Se é uma das muitas pessoas que sofre de ofidiofobia, ou medo de cobras, então não é uma boa ideia marcar presença na Festa dei Serpari, que acontece todos os anos em Cocullo, Itália.
As cobras captam a atenção de pessoas de dois pólos muito distintos: por um lado, quem se fascina com a beleza destes animais; por outro, quem lhes guarda uma grande repulsa só por imaginar estar perto deles.
Apesar de, no passado, os rituais com serpentes serem muito comuns em toda a Europa, estes acabaram por desaparecer quase por completo – exceto uma vez por ano numa pequena cidade no centro de Itália chamada Cocullo.
No dia 1 de maio, uma grande multidão reúne-se no centro da cidade para celebrar o santo padroeiro San Domenico, um monge beneditino que viajou por toda a Itália durante o século X para fundar vários mosteiros.
À semelhança de muitas festividades católicas, é realizada uma procissão pela cidade em que a estátua do santo é erguida durante todo o itinerário.

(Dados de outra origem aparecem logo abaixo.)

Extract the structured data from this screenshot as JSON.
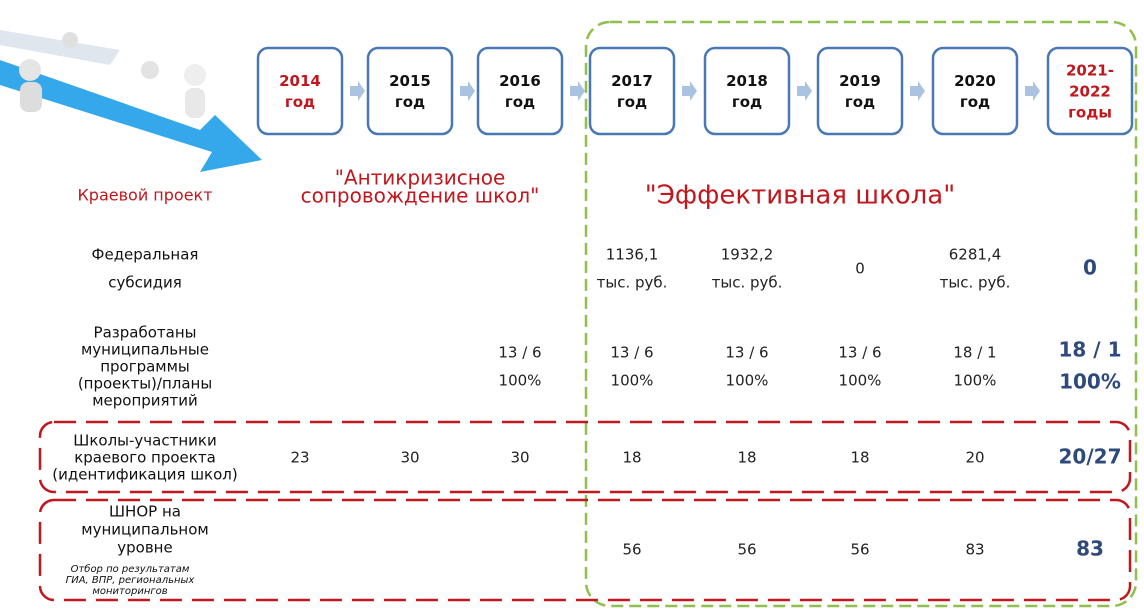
{
  "timeline": {
    "years": [
      {
        "lines": [
          "2014",
          "год"
        ]
      },
      {
        "lines": [
          "2015",
          "год"
        ]
      },
      {
        "lines": [
          "2016",
          "год"
        ]
      },
      {
        "lines": [
          "2017",
          "год"
        ]
      },
      {
        "lines": [
          "2018",
          "год"
        ]
      },
      {
        "lines": [
          "2019",
          "год"
        ]
      },
      {
        "lines": [
          "2020",
          "год"
        ]
      },
      {
        "lines": [
          "2021-",
          "2022",
          "годы"
        ]
      }
    ]
  },
  "projects": {
    "label": "Краевой проект",
    "anti_crisis": [
      "\"Антикризисное",
      "сопровождение школ\""
    ],
    "effective": "\"Эффективная школа\""
  },
  "rows": [
    {
      "label": [
        "Федеральная",
        "субсидия"
      ],
      "cells": [
        null,
        null,
        null,
        [
          "1136,1",
          "тыс. руб."
        ],
        [
          "1932,2",
          "тыс. руб."
        ],
        [
          "0"
        ],
        [
          "6281,4",
          "тыс. руб."
        ],
        [
          "0"
        ]
      ]
    },
    {
      "label": [
        "Разработаны",
        "муниципальные",
        "программы",
        "(проекты)/планы",
        "мероприятий"
      ],
      "cells": [
        null,
        null,
        [
          "13 / 6",
          "100%"
        ],
        [
          "13 / 6",
          "100%"
        ],
        [
          "13 / 6",
          "100%"
        ],
        [
          "13 / 6",
          "100%"
        ],
        [
          "18 / 1",
          "100%"
        ],
        [
          "18 / 1",
          "100%"
        ]
      ]
    },
    {
      "label": [
        "Школы-участники",
        "краевого проекта",
        "(идентификация школ)"
      ],
      "cells": [
        [
          "23"
        ],
        [
          "30"
        ],
        [
          "30"
        ],
        [
          "18"
        ],
        [
          "18"
        ],
        [
          "18"
        ],
        [
          "20"
        ],
        [
          "20/27"
        ]
      ]
    },
    {
      "label": [
        "ШНОР на",
        "муниципальном",
        "уровне"
      ],
      "note": [
        "Отбор по результатам",
        "ГИА, ВПР, региональных",
        "мониторингов"
      ],
      "cells": [
        null,
        null,
        null,
        [
          "56"
        ],
        [
          "56"
        ],
        [
          "56"
        ],
        [
          "83"
        ],
        [
          "83"
        ]
      ]
    }
  ]
}
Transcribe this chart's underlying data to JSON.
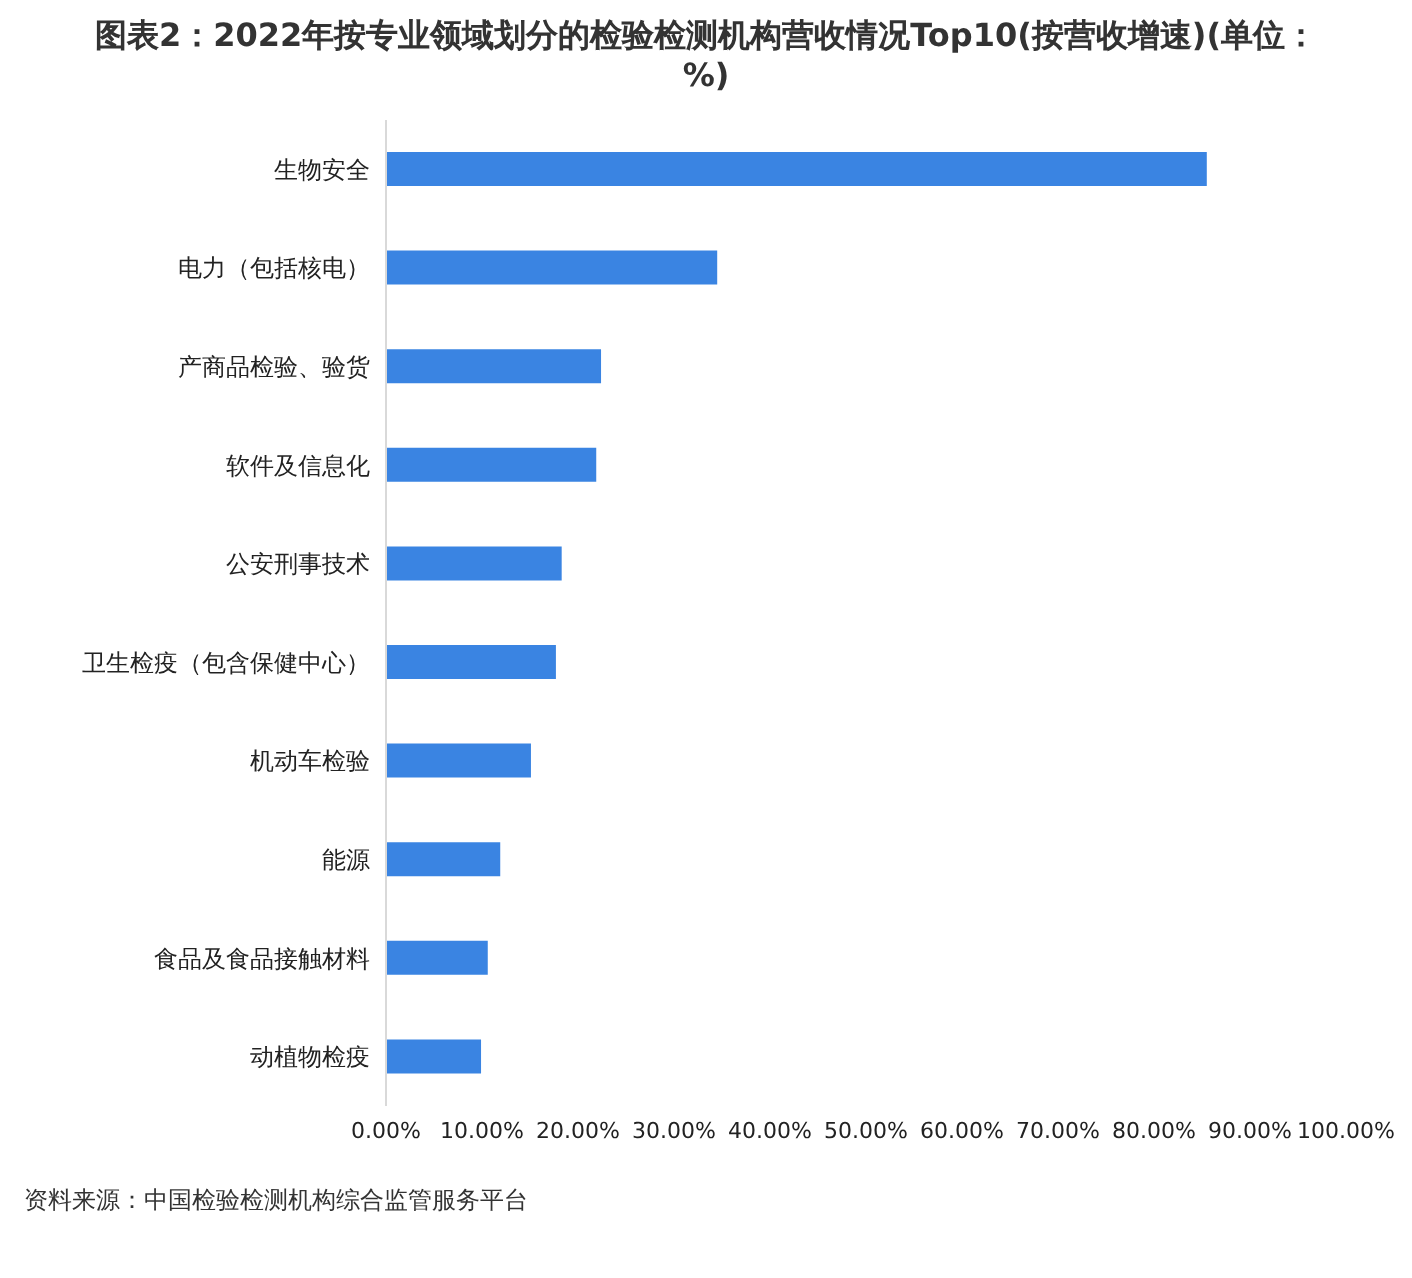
{
  "chart_data": {
    "type": "bar",
    "orientation": "horizontal",
    "title": "图表2：2022年按专业领域划分的检验检测机构营收情况Top10(按营收增速)(单位：%)",
    "categories": [
      "生物安全",
      "电力（包括核电）",
      "产商品检验、验货",
      "软件及信息化",
      "公安刑事技术",
      "卫生检疫（包含保健中心）",
      "机动车检验",
      "能源",
      "食品及食品接触材料",
      "动植物检疫"
    ],
    "values": [
      85.5,
      34.5,
      22.4,
      21.9,
      18.3,
      17.7,
      15.1,
      11.9,
      10.6,
      9.9
    ],
    "color": "#3a84e2",
    "xlim": [
      0,
      100
    ],
    "xticks": [
      {
        "value": 0,
        "label": "0.00%"
      },
      {
        "value": 10,
        "label": "10.00%"
      },
      {
        "value": 20,
        "label": "20.00%"
      },
      {
        "value": 30,
        "label": "30.00%"
      },
      {
        "value": 40,
        "label": "40.00%"
      },
      {
        "value": 50,
        "label": "50.00%"
      },
      {
        "value": 60,
        "label": "60.00%"
      },
      {
        "value": 70,
        "label": "70.00%"
      },
      {
        "value": 80,
        "label": "80.00%"
      },
      {
        "value": 90,
        "label": "90.00%"
      },
      {
        "value": 100,
        "label": "100.00%"
      }
    ],
    "grid": false,
    "legend": false,
    "annotations": [
      "资料来源：中国检验检测机构综合监管服务平台"
    ]
  }
}
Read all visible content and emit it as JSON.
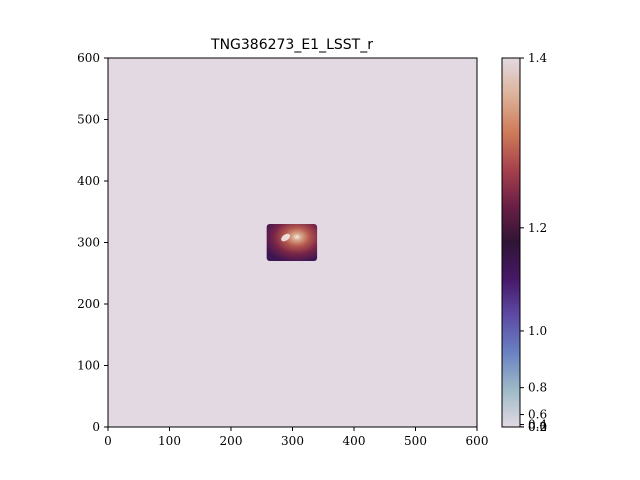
{
  "chart_data": {
    "type": "heatmap",
    "title": "TNG386273_E1_LSST_r",
    "xlabel": "",
    "ylabel": "",
    "xlim": [
      0,
      600
    ],
    "ylim": [
      0,
      600
    ],
    "x_ticks": [
      "0",
      "100",
      "200",
      "300",
      "400",
      "500",
      "600"
    ],
    "y_ticks": [
      "0",
      "100",
      "200",
      "300",
      "400",
      "500",
      "600"
    ],
    "x_tick_values": [
      0,
      100,
      200,
      300,
      400,
      500,
      600
    ],
    "y_tick_values": [
      0,
      100,
      200,
      300,
      400,
      500,
      600
    ],
    "background_color": "#e2d9e2",
    "colormap": "twilight",
    "image_patch": {
      "x_range": [
        258,
        340
      ],
      "y_range": [
        270,
        330
      ],
      "bright_core": [
        305,
        308
      ]
    },
    "colorbar": {
      "scale": "nonlinear",
      "range": [
        0.0,
        1.4
      ],
      "ticks": [
        "1.4",
        "1.2",
        "1.0",
        "0.8",
        "0.6",
        "0.4",
        "0.2",
        "0.0"
      ],
      "tick_values": [
        1.4,
        1.2,
        1.0,
        0.8,
        0.6,
        0.4,
        0.2,
        0.0
      ],
      "colors": [
        "#e2d9e2",
        "#9ebac8",
        "#6a82c2",
        "#5d4ca6",
        "#471868",
        "#2f1436",
        "#6b1f45",
        "#a8424d",
        "#cf7c5a",
        "#ddb29a",
        "#e2d9e2"
      ]
    },
    "grid": false
  }
}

No entanto, em Cocullo, a estátua está totalmente coberta por cobras vivas.
Segundo o Atlas Obscura, os preparativos para a Festa dei Serpari começam no final de março, altura em que alguns locais vão para o Monte Catini apanhar cobras não venenosas. Depois de apanharem os répteis, retiram-lhes os dentes e guardam-nos em caixas de madeira durante cerca de um mês, para serem mais tarde utilizados.
Na manhã do primeiro dia de maio, os fiéis reúnem-se na capela de San Domenico e puxam o sino da capela com os dentes das serpentes. Acredita-se que San Domenico protege contra as picadas de cobra e a raiva, mas também contra as dores de dentes.
Depois de o sino ecoar em toda a cidade, chega a hora de sair à rua com a estátua do padroeiro, com as cobras entrelaçadas. Se os animais se enrolarem à volta da cabeça do santo, é sinal que o ano seguinte correrá bem. No final do dia, as serpentes são libertadas na natureza.
Origens envoltas em mistério
Se alguns historiadores relacionam esta tradição com o culto de Hércules, que estrangulou duas serpentes; outros garantem que o ritual está associado ao culto pagão da deusa Angizia, uma divindade que, segundo o antigo povo Marsi, protegia contra o veneno destes animais.
Lia Giancristofaro, antropóloga da Università degli Studi Chieti e Pescara, tem um entendimento diferente e rejeita estas teorias por considerá-las demasiado distantes da atualidade.
Embora seja provável que no passado tenha existido um culto ofídico generalizado no Mediterrâneo, a antropóloga afirma que é impossível determinar se as festividades de Cocullo são um vestígio desse culto.
Giancristofaro acredita que este fenómeno “nasceu durante a Idade Média e está relacionado com a prática dos curandeiros em nome de São Paulo”. De acordo com a lenda, São Paulo sobreviveu a uma picada de cobra em Malta e criou um grupo de seguidores que viajava de cidade em cidade a fazer exorcismos e a curar diferentes pessoas por intercessão do santo.
Desta forma, no dia 1 de maio, o contacto com as serpentes representa uma espécie de libertação porque acontece sob “o escudo protetor” de San Domenico, explicou Giancristofaro, acrescentando que superar o medo natural de tocar em cobras simboliza dominar o medo do mundo natural e sobrenatural e das incertezas da vida.